Five Conditions of Election from Romans 9 

Before giving consideration to this chapter of Romans it is important for us to realize why Paul begins the argument he does in verse 6. Paul has just finished expounding the major tenants of the gospel. He began by showing the depravity and sinfulness of all man kind, both Jews and Gentiles (1:18-3:21), making particular reference to the fact that “he is not a Jew who is one outwardly …but he is a Jew who is one inwardly” (Rom. 2:28-29). Then Paul made known the great doctrine of justification by faith alone using Abraham as the example for all who would follow in Romans 3-4. 

Having established the foundation of the faith, he then masterfully deals with outworking of grace in the life of the believer (sanctification) in chapters 5-7. But Paul continues his discussion of this amazing grace by bringing to its ultimate fulfillment in Romans 8, where he assures the Christian of the restoration of the creation and the final glorification of the saints. And He ends it with the great statement of Romans 8:38-39: 

“For I am convinced that neither death, no life, nor angels, nor principalities, nor things present, nor things to come, nor powers, nor heights, nor depths, nor any other created thing, will be able to separate us from the love of God, which is in Christ Jesus our Lord. 

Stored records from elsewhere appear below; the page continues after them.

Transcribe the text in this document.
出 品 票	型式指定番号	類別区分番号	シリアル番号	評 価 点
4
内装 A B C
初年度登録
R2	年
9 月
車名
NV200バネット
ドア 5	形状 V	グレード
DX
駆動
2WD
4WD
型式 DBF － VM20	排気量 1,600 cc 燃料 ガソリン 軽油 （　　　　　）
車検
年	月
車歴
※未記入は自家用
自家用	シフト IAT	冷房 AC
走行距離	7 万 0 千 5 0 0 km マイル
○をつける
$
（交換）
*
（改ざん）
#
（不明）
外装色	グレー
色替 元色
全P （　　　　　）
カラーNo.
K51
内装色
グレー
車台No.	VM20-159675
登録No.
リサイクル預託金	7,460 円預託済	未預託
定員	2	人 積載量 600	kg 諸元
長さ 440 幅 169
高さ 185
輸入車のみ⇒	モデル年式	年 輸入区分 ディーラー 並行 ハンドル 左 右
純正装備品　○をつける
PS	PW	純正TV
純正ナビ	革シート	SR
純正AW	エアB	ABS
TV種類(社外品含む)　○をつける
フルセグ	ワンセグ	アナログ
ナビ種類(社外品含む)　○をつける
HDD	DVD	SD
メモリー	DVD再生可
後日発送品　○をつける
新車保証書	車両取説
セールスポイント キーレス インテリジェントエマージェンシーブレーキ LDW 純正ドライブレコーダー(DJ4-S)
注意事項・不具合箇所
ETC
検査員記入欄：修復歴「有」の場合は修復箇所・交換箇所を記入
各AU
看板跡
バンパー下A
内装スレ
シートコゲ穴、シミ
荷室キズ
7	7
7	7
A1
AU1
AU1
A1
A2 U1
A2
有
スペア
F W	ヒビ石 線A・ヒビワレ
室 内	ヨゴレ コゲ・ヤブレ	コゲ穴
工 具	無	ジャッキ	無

An informed reader should find themselves at some what of a dilemma. If God chose Israel and loved Israel, then how can Paul assert that some Israelites are outside of salvation? Has God’s love failed? Has God’s word, His promises to Israel failed? Paul’s response shows us not only God’s basis or condition for choosing Israel, but for choosing all those who would be His people. 

  1. Conditioned upon the promise of God (9:6-9)

“That is, it is not the children of the flesh who are children of God, but rather the children of promise are regarded as descendants.” (8) 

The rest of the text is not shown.